Parse tags that look sort of like XML

Started by nandagopal, Nov 14, 2008, 04:10 PM

Previous topic - Next topic

nandagopal

The TagParser class parses some text and raises events when it reads tags. It raises the events ParseError, InteriorTag, and LeafTag.
The public ParseTags subroutine starts the process by calling ParseTheTags.

ParseTheTags looks at the beginning of the text to find the start tag. It then looks for the next corresponding closing tag and pulls out the text between.

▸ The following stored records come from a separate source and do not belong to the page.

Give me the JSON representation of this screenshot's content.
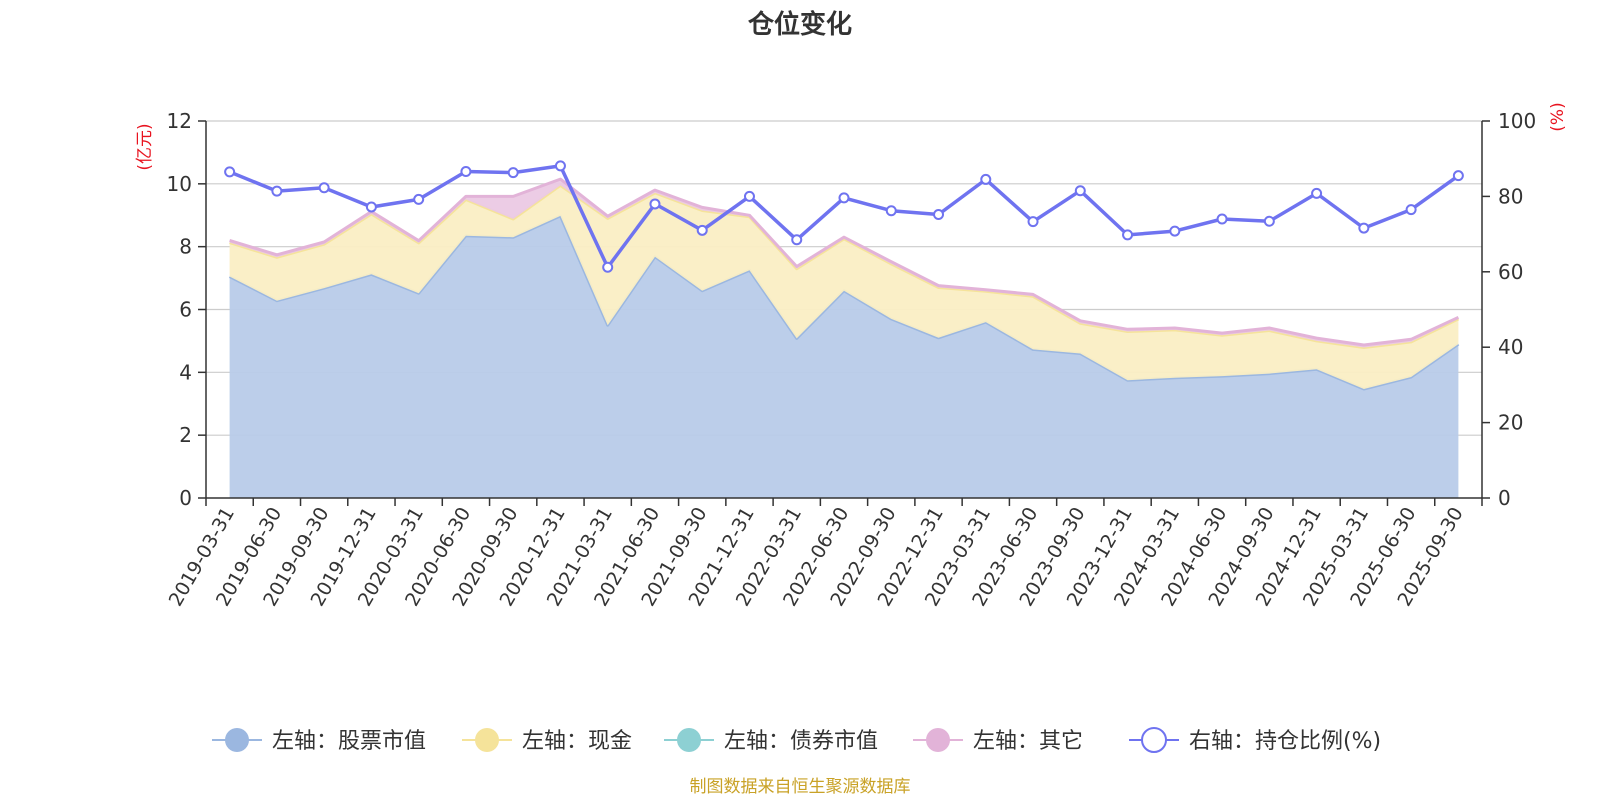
{
  "chart_data": {
    "type": "area",
    "title": "仓位变化",
    "left_axis_unit": "(亿元)",
    "right_axis_unit": "(%)",
    "categories": [
      "2019-03-31",
      "2019-06-30",
      "2019-09-30",
      "2019-12-31",
      "2020-03-31",
      "2020-06-30",
      "2020-09-30",
      "2020-12-31",
      "2021-03-31",
      "2021-06-30",
      "2021-09-30",
      "2021-12-31",
      "2022-03-31",
      "2022-06-30",
      "2022-09-30",
      "2022-12-31",
      "2023-03-31",
      "2023-06-30",
      "2023-09-30",
      "2023-12-31",
      "2024-03-31",
      "2024-06-30",
      "2024-09-30",
      "2024-12-31",
      "2025-03-31",
      "2025-06-30",
      "2025-09-30"
    ],
    "left_ylim": [
      0,
      12
    ],
    "left_ticks": [
      0,
      2,
      4,
      6,
      8,
      10,
      12
    ],
    "right_ylim": [
      0,
      100
    ],
    "right_ticks": [
      0,
      20,
      40,
      60,
      80,
      100
    ],
    "series": [
      {
        "name": "左轴：股票市值",
        "axis": "left",
        "type": "stacked-area",
        "color": "#9bb7e0",
        "fill": "#b8cbe9",
        "values": [
          7.05,
          6.28,
          6.68,
          7.12,
          6.52,
          8.35,
          8.3,
          8.98,
          5.5,
          7.68,
          6.6,
          7.25,
          5.08,
          6.6,
          5.7,
          5.1,
          5.6,
          4.73,
          4.6,
          3.75,
          3.83,
          3.88,
          3.96,
          4.1,
          3.47,
          3.85,
          4.9
        ]
      },
      {
        "name": "左轴：现金",
        "axis": "left",
        "type": "stacked-area",
        "color": "#f5e39a",
        "fill": "#faeec4",
        "values": [
          1.08,
          1.38,
          1.4,
          1.92,
          1.6,
          1.15,
          0.58,
          0.97,
          3.4,
          2.03,
          2.55,
          1.7,
          2.22,
          1.65,
          1.75,
          1.6,
          0.98,
          1.69,
          0.96,
          1.55,
          1.52,
          1.3,
          1.37,
          0.9,
          1.32,
          1.12,
          0.8
        ]
      },
      {
        "name": "左轴：债券市值",
        "axis": "left",
        "type": "stacked-area",
        "color": "#8dd0d3",
        "fill": "#bfe5e7",
        "values": [
          0,
          0,
          0,
          0,
          0,
          0,
          0,
          0,
          0,
          0,
          0,
          0,
          0,
          0,
          0,
          0,
          0,
          0,
          0,
          0,
          0,
          0,
          0,
          0,
          0,
          0,
          0
        ]
      },
      {
        "name": "左轴：其它",
        "axis": "left",
        "type": "stacked-area",
        "color": "#e2b3d8",
        "fill": "#ebc9e4",
        "values": [
          0.07,
          0.08,
          0.07,
          0.08,
          0.07,
          0.1,
          0.72,
          0.2,
          0.07,
          0.09,
          0.1,
          0.05,
          0.07,
          0.05,
          0.07,
          0.06,
          0.05,
          0.06,
          0.08,
          0.07,
          0.06,
          0.07,
          0.08,
          0.09,
          0.08,
          0.08,
          0.05
        ]
      },
      {
        "name": "右轴：持仓比例(%)",
        "axis": "right",
        "type": "line",
        "color": "#6f73f0",
        "values": [
          86.5,
          81.4,
          82.3,
          77.2,
          79.2,
          86.6,
          86.3,
          88.1,
          61.2,
          78.0,
          71.0,
          80.0,
          68.5,
          79.6,
          76.2,
          75.2,
          84.5,
          73.3,
          81.5,
          69.8,
          70.8,
          74.0,
          73.4,
          80.8,
          71.6,
          76.5,
          85.5
        ]
      }
    ],
    "legend": [
      "左轴：股票市值",
      "左轴：现金",
      "左轴：债券市值",
      "左轴：其它",
      "右轴：持仓比例(%)"
    ],
    "legend_position": "bottom-center",
    "grid": true
  },
  "footer": {
    "source": "制图数据来自恒生聚源数据库"
  }
}
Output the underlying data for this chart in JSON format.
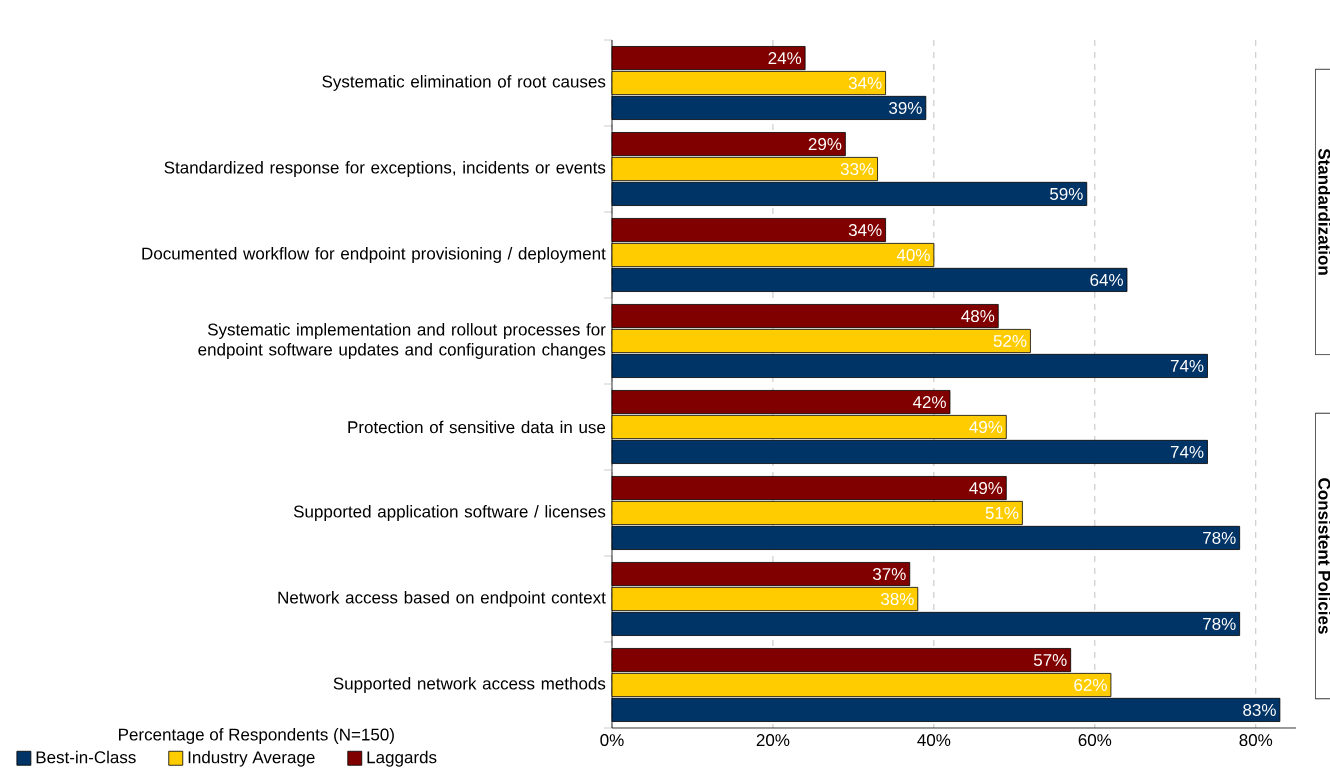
{
  "chart_data": {
    "type": "bar",
    "orientation": "horizontal",
    "xlabel": "Percentage of Respondents (N=150)",
    "categories": [
      "Systematic elimination of root causes",
      "Standardized response for exceptions, incidents or events",
      "Documented workflow for endpoint provisioning / deployment",
      "Systematic implementation and rollout processes for endpoint software updates and configuration changes",
      "Protection of sensitive data in use",
      "Supported application software / licenses",
      "Network access based on endpoint context",
      "Supported network access methods"
    ],
    "series": [
      {
        "name": "Best-in-Class",
        "color": "#003366",
        "values": [
          39,
          59,
          64,
          74,
          74,
          78,
          78,
          83
        ],
        "value_labels": [
          "39%",
          "59%",
          "64%",
          "74%",
          "74%",
          "78%",
          "78%",
          "83%"
        ]
      },
      {
        "name": "Industry Average",
        "color": "#ffcc00",
        "values": [
          34,
          33,
          40,
          52,
          49,
          51,
          38,
          62
        ],
        "value_labels": [
          "34%",
          "33%",
          "40%",
          "52%",
          "49%",
          "51%",
          "38%",
          "62%"
        ]
      },
      {
        "name": "Laggards",
        "color": "#800000",
        "values": [
          24,
          29,
          34,
          48,
          42,
          49,
          37,
          57
        ],
        "value_labels": [
          "24%",
          "29%",
          "34%",
          "48%",
          "42%",
          "49%",
          "37%",
          "57%"
        ]
      }
    ],
    "xlim": [
      0,
      85
    ],
    "xticks": [
      {
        "value": 0,
        "label": "0%"
      },
      {
        "value": 20,
        "label": "20%"
      },
      {
        "value": 40,
        "label": "40%"
      },
      {
        "value": 60,
        "label": "60%"
      },
      {
        "value": 80,
        "label": "80%"
      }
    ],
    "grid": "x",
    "legend": "bottom left",
    "annotations": [
      "Standardization",
      "Consistent Policies"
    ]
  }
}
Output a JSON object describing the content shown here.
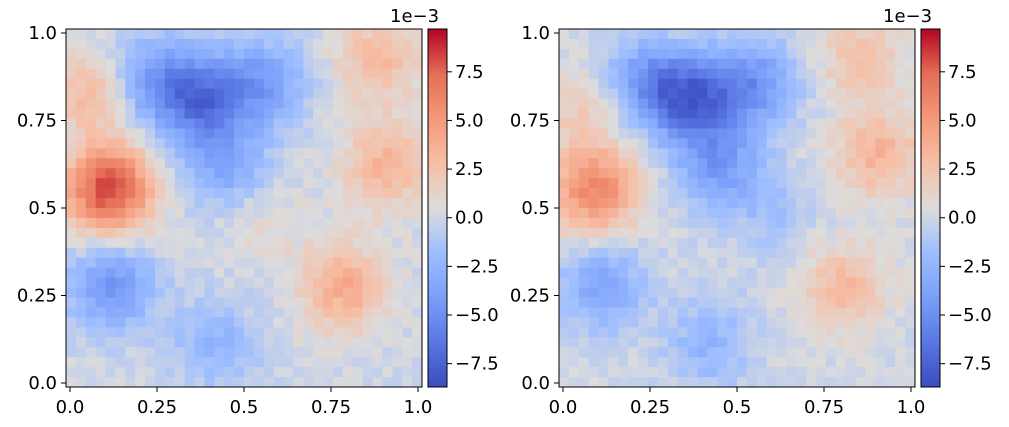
{
  "chart_data": [
    {
      "type": "heatmap",
      "title": "",
      "xlabel": "",
      "ylabel": "",
      "xlim": [
        0.0,
        1.0
      ],
      "ylim": [
        0.0,
        1.0
      ],
      "x_ticks": [
        "0.0",
        "0.25",
        "0.5",
        "0.75",
        "1.0"
      ],
      "y_ticks": [
        "0.0",
        "0.25",
        "0.5",
        "0.75",
        "1.0"
      ],
      "colormap": "coolwarm",
      "colorbar": {
        "offset_label": "1e−3",
        "range": [
          -8.7,
          9.7
        ],
        "ticks": [
          -7.5,
          -5.0,
          -2.5,
          0.0,
          2.5,
          5.0,
          7.5
        ],
        "tick_labels": [
          "−7.5",
          "−5.0",
          "−2.5",
          "0.0",
          "2.5",
          "5.0",
          "7.5"
        ]
      },
      "field_features": [
        {
          "x": 0.12,
          "y": 0.55,
          "value": 8.5
        },
        {
          "x": 0.07,
          "y": 0.82,
          "value": 3.0
        },
        {
          "x": 0.38,
          "y": 0.8,
          "value": -6.0
        },
        {
          "x": 0.25,
          "y": 0.86,
          "value": -4.0
        },
        {
          "x": 0.55,
          "y": 0.85,
          "value": -4.0
        },
        {
          "x": 0.45,
          "y": 0.62,
          "value": -3.5
        },
        {
          "x": 0.13,
          "y": 0.28,
          "value": -4.5
        },
        {
          "x": 0.78,
          "y": 0.28,
          "value": 4.0
        },
        {
          "x": 0.9,
          "y": 0.62,
          "value": 3.5
        },
        {
          "x": 0.88,
          "y": 0.92,
          "value": 3.0
        },
        {
          "x": 0.55,
          "y": 0.48,
          "value": 1.0
        },
        {
          "x": 0.42,
          "y": 0.12,
          "value": -2.5
        }
      ]
    },
    {
      "type": "heatmap",
      "title": "",
      "xlabel": "",
      "ylabel": "",
      "xlim": [
        0.0,
        1.0
      ],
      "ylim": [
        0.0,
        1.0
      ],
      "x_ticks": [
        "0.0",
        "0.25",
        "0.5",
        "0.75",
        "1.0"
      ],
      "y_ticks": [
        "0.0",
        "0.25",
        "0.5",
        "0.75",
        "1.0"
      ],
      "colormap": "coolwarm",
      "colorbar": {
        "offset_label": "1e−3",
        "range": [
          -8.7,
          9.7
        ],
        "ticks": [
          -7.5,
          -5.0,
          -2.5,
          0.0,
          2.5,
          5.0,
          7.5
        ],
        "tick_labels": [
          "−7.5",
          "−5.0",
          "−2.5",
          "0.0",
          "2.5",
          "5.0",
          "7.5"
        ]
      },
      "field_features": [
        {
          "x": 0.1,
          "y": 0.55,
          "value": 6.0
        },
        {
          "x": 0.07,
          "y": 0.78,
          "value": 2.0
        },
        {
          "x": 0.38,
          "y": 0.8,
          "value": -6.5
        },
        {
          "x": 0.25,
          "y": 0.85,
          "value": -4.5
        },
        {
          "x": 0.55,
          "y": 0.85,
          "value": -4.5
        },
        {
          "x": 0.45,
          "y": 0.62,
          "value": -4.0
        },
        {
          "x": 0.12,
          "y": 0.28,
          "value": -3.5
        },
        {
          "x": 0.8,
          "y": 0.28,
          "value": 3.0
        },
        {
          "x": 0.9,
          "y": 0.65,
          "value": 3.5
        },
        {
          "x": 0.85,
          "y": 0.92,
          "value": 2.5
        },
        {
          "x": 0.6,
          "y": 0.48,
          "value": -1.5
        },
        {
          "x": 0.42,
          "y": 0.12,
          "value": -2.5
        }
      ]
    }
  ]
}
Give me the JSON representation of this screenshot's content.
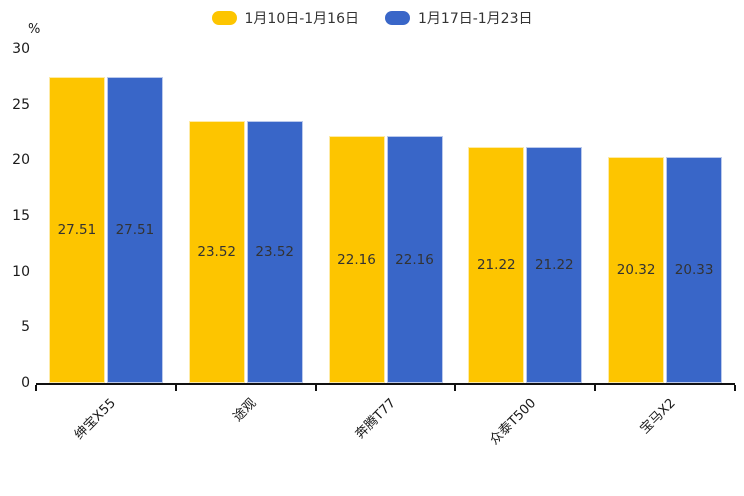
{
  "chart_data": {
    "type": "bar",
    "title": "",
    "unit_label": "%",
    "categories": [
      "绅宝X55",
      "途观",
      "奔腾T77",
      "众泰T500",
      "宝马X2"
    ],
    "series": [
      {
        "name": "1月10日-1月16日",
        "color": "#FDC500",
        "values": [
          27.51,
          23.52,
          22.16,
          21.22,
          20.32
        ]
      },
      {
        "name": "1月17日-1月23日",
        "color": "#3966C8",
        "values": [
          27.51,
          23.52,
          22.16,
          21.22,
          20.33
        ]
      }
    ],
    "value_labels": [
      [
        "27.51",
        "23.52",
        "22.16",
        "21.22",
        "20.32"
      ],
      [
        "27.51",
        "23.52",
        "22.16",
        "21.22",
        "20.33"
      ]
    ],
    "ylim": [
      0,
      30
    ],
    "yticks": [
      "0",
      "5",
      "10",
      "15",
      "20",
      "25",
      "30"
    ],
    "grid": false,
    "legend_position": "top",
    "value_label_color": "#333333",
    "axis_color": "#111111",
    "background_color": "#ffffff"
  }
}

' Parse the input text for tags.
Public Sub ParseTags(ByVal input_text As String)
    ParseTheTags input_text, 0
End Sub

' Pull off the next level of tag.
Private Sub ParseTheTags(ByRef input_text As String, ByVal _
    depth As Integer)
Dim pos1 As Integer
Dim pos2 As Integer
Dim tag_name As String
Dim tag_contents As String

    ' Trim the text.
    input_text = TrimWhitespace(input_text)

    ' Repeat while there is input text left.
    Do While Len(input_text) > 0
        ' Make sure the text begins with a tag.
        If Left$(input_text, 1) <> "<" Then
            RaiseEvent ParseError( _
                "Expected '<' but found '" & _
                input_text & "'")
            Exit Sub
        End If

        ' Find the start tag.
        pos1 = InStr(input_text, ">")
        tag_name = Mid$(input_text, 2, pos1 - 2)

        ' Find the end tag.
        pos2 = InStr(input_text, "</" & tag_name & ">")
        tag_contents = TrimWhitespace(Mid$(input_text, pos1 _
            + 1, pos2 - pos1 - 1))

        ' See if the tag_contents begins with a tag.
        If Left$(tag_contents, 1) = "<" Then
            ' This is an interior tag.
            ' Raise the InteriorTag event.
            RaiseEvent InteriorTag(tag_name, tag_contents, _
                depth)

            ' Parse the tag for child tags.
            ParseTheTags tag_contents, depth + 1
        Else
            ' This is a leaf tag.
            ' Raise the LeafTag event.
            RaiseEvent LeafTag(tag_name, tag_contents, _
                depth)
        End If

        ' Remove the tag from the input text.
        input_text = TrimWhitespace( _
            Mid$(input_text, pos2 + Len(tag_name) + 3))
    Loop
End Sub


This class is similar to a stripped down version of the SAX (Simple API for XML) parser.